Dr. Ahluwalia and investigators from several leading institutions are part of ALLELE, a new consortium to generate prospective clinical genomics and inform treatment decisions in patients with glioblastoma. The latest data from their work was presented at the 2018 American Society of Clinical Oncology meeting.
Patients enrolled in ALLELE undergo extensive genetic testing to determine the feasibility of genotyping their tumors in a timeframe that would support real-time use in clinical trials. So far, the researchers have enrolled 46 patients with GBM at five sites. The median time between surgery and biomarker analysis completion was 51 days, a clinically acceptable timeframe for patients with newly diagnosed GBM. The data will be made publicly available.
Of those 46 patients, 26 with MGMT-unmethylated GBM were subsequently enrolled in INSIGhT, a companion randomized multi-arm trial comparing the standard of care, temozolomide, versus three other experimental adjuvant treatments — CC-115, neratinib or abemaciclib. Predefined biomarker groups EGFR, PI3K and CDK-positive will be evaluated for their ability to predict outcome in each arm.
The first arm is the standard of care arm in which patients receive temozolomide orally on a daily dosing schedule approximately two to three hours before daily radiotherapy. Temozolomide is administered postradiation for up to six cycles (five days/cycle). Radiation occurs for a maximum of 49 days.
In the second arm, patients receive temozolomide orally on a daily dosing schedule approximately two to three hours before daily radiotherapy. Patients receive abemaciclib postradiation at a twice daily oral predetermined dose. Radiation occurs for a maximum of 49 days.
Patients in the third arm receive twice daily oral dosing of CC-115 along with daily radiation for a maximum of 49 days. In the fourth arm, patients receive temozolomide orally on a daily dosing schedule approximately two to three hours before daily radiotherapy. Patients receive neratinib postradiation at a daily oral predetermined dose. Radiation occurs for a maximum of 49 days.

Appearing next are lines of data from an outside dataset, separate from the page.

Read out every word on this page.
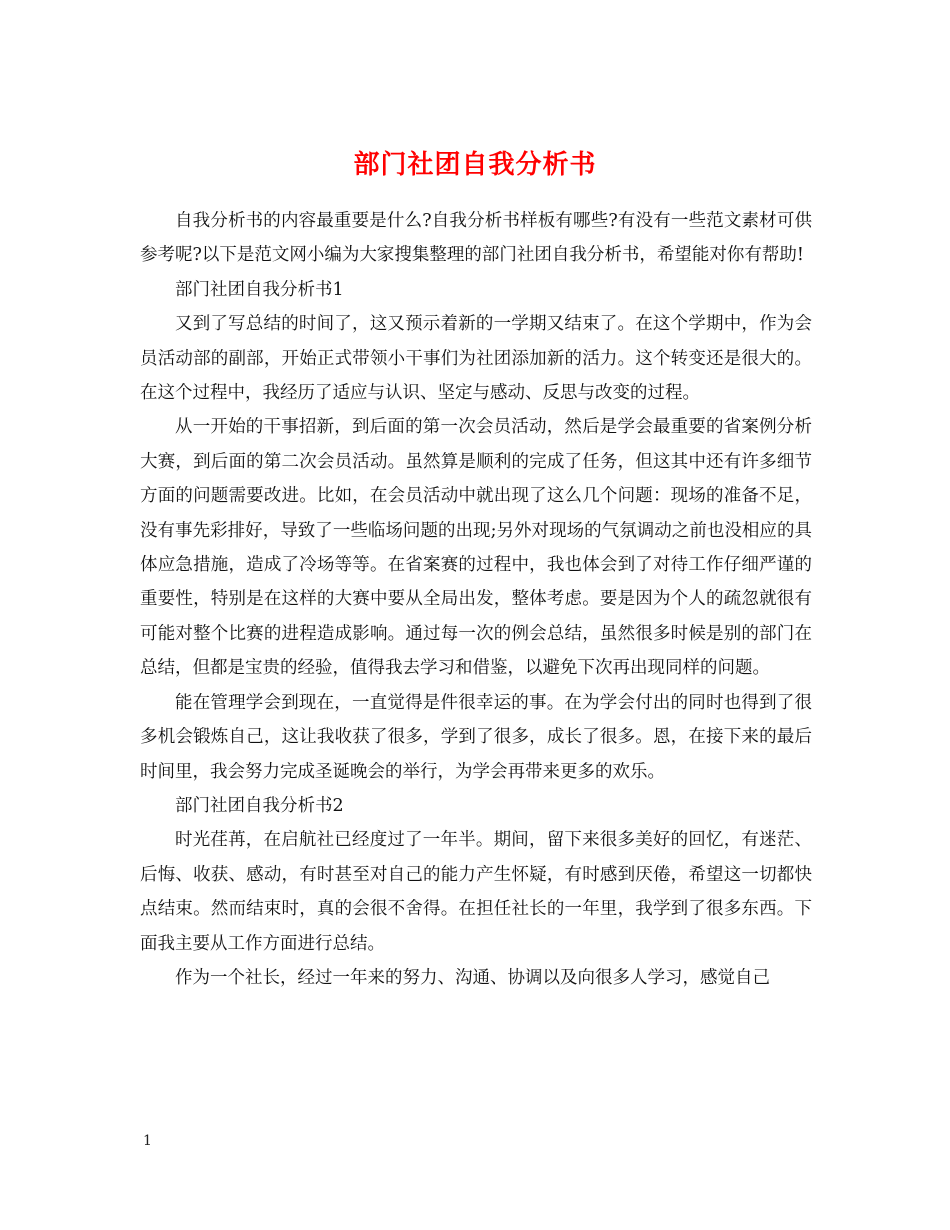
部门社团自我分析书

自我分析书的内容最重要是什么?自我分析书样板有哪些?有没有一些范文素材可供参考呢?以下是范文网小编为大家搜集整理的部门社团自我分析书，希望能对你有帮助!

部门社团自我分析书1

又到了写总结的时间了，这又预示着新的一学期又结束了。在这个学期中，作为会员活动部的副部，开始正式带领小干事们为社团添加新的活力。这个转变还是很大的。在这个过程中，我经历了适应与认识、坚定与感动、反思与改变的过程。

从一开始的干事招新，到后面的第一次会员活动，然后是学会最重要的省案例分析大赛，到后面的第二次会员活动。虽然算是顺利的完成了任务，但这其中还有许多细节方面的问题需要改进。比如，在会员活动中就出现了这么几个问题：现场的准备不足，没有事先彩排好，导致了一些临场问题的出现;另外对现场的气氛调动之前也没相应的具体应急措施，造成了冷场等等。在省案赛的过程中，我也体会到了对待工作仔细严谨的重要性，特别是在这样的大赛中要从全局出发，整体考虑。要是因为个人的疏忽就很有可能对整个比赛的进程造成影响。通过每一次的例会总结，虽然很多时候是别的部门在总结，但都是宝贵的经验，值得我去学习和借鉴，以避免下次再出现同样的问题。

能在管理学会到现在，一直觉得是件很幸运的事。在为学会付出的同时也得到了很多机会锻炼自己，这让我收获了很多，学到了很多，成长了很多。恩，在接下来的最后时间里，我会努力完成圣诞晚会的举行，为学会再带来更多的欢乐。

部门社团自我分析书2

时光荏苒，在启航社已经度过了一年半。期间，留下来很多美好的回忆，有迷茫、后悔、收获、感动，有时甚至对自己的能力产生怀疑，有时感到厌倦，希望这一切都快点结束。然而结束时，真的会很不舍得。在担任社长的一年里，我学到了很多东西。下面我主要从工作方面进行总结。

作为一个社长，经过一年来的努力、沟通、协调以及向很多人学习，感觉自己

1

INSIGhT, which is currently enrolling patients, will look at overall survival in the experimental arms compared with the standard temozolomide arm. It will also look at secondary incidence of treatment-emergent adverse events and progression-free survival.
Eligible patients must have evidence that their tumor MGMT promoter is unmethylated and must be immunohistochemically negative for IDH1 R132H mutations. Traditionally, the use of temozolomide is associated with just a one-month survival benefit in these patients. Hence researchers such as Dr. Ahluwalia are hopeful that the tumor-DNA tailored trial may result in improved outcomes. “We are hoping this precision medicine based approach is more likely to be successful compared with treating the whole group with one therapy in a heterogeneous tumor.”